Elle défit un dernier lien, il y eut un « pshht ! » et le paquet sembla presque doubler de volume. Elle attendit un peu, pencha la tête de côté, au ras de la table, ses cheveux touchant le plateau gris, puis jeta un coup d’œil dans l’ombre du colis qui venait de s’ouvrir par un de ses côtés. Sénéchal trouva qu’en cet instant elle avait l’attitude comique d’un piaf guettant un ver de terre qui va sortir de son trou.

Elle écarquilla les yeux de surprise en voyant le contenu. Le contrôleur, qui avait reculé quand le paquet avait gonflé, se levait sur sa chaise pour tenter d’apercevoir ce qu’elle voyait, sans y parvenir. Elle se redressa, croisa les mains devant elle, et déclara d’une voix lente :

— Sénéchal, ce que je viens de voir me… Je ne pensais tout de même pas que vous arriveriez un jour à ces extrémités… Nous allons… Comment dirais-je, faire le point tranquillement tout à l’heure et je suis sûre que nous allons trouver une solution. J’espère pour ma part qu’il n’y a pas eu de… de dommages collatéraux. Tout le monde peut faire une bêtise un jour ou l’autre, mais là, j’avoue…

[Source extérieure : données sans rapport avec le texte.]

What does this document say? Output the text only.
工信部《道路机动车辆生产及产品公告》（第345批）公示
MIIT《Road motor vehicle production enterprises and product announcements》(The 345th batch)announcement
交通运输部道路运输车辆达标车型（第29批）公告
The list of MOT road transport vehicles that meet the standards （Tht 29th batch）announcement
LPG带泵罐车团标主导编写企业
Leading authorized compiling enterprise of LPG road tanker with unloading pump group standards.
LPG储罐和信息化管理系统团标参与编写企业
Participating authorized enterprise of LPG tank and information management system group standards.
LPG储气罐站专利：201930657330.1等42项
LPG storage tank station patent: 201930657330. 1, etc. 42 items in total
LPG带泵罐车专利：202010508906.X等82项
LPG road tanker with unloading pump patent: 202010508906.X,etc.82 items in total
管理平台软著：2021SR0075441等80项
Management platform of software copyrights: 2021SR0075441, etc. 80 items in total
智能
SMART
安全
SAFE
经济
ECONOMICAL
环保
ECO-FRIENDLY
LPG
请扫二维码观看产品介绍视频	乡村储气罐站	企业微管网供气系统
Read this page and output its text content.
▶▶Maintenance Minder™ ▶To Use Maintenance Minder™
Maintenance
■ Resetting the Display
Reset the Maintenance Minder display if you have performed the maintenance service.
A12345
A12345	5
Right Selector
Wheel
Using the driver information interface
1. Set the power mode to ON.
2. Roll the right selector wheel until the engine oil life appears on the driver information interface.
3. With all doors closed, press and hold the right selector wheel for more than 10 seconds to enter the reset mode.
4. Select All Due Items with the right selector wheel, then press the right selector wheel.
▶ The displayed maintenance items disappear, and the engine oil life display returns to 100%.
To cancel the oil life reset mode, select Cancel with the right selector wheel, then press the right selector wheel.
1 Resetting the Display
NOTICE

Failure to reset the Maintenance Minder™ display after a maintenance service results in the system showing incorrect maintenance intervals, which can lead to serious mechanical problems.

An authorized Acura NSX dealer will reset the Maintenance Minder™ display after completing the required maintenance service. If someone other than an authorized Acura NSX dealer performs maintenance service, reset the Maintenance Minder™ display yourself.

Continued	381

— Arrêtez votre cinéma ! rugit Sénéchal depuis le bout de la pièce. Ce fric ne vient pas d’un casse ou de l’attaque d’un fourgon blindé, nom de Dieu ! C’est mon argent ! Faites-lui donc un peu prendre l’air !

 

Dame Pottier étala les billets devant elle. Le contrôleur écarquilla les yeux à son tour derrière ses lunettes… Des euros. Un bon paquet, un bon gros paquet. La chef suprême de la FREDE demanda :

— Comment réalisez-vous le truc du colis qui double de volume en faisant pschitt, Sénéchal ?

— C’est sous vide, comme le café moulu, mais sous une bien plus importante dépression. Ça permet de les comprimer pour en faire tenir plus dans ce p’tit bout de chambre à air. Et de ne pas être corrompu par l’air et l’humidité.

Elle avait l’air perplexe.

— Je ne vous savais pas fortuné, détective Sénéchal.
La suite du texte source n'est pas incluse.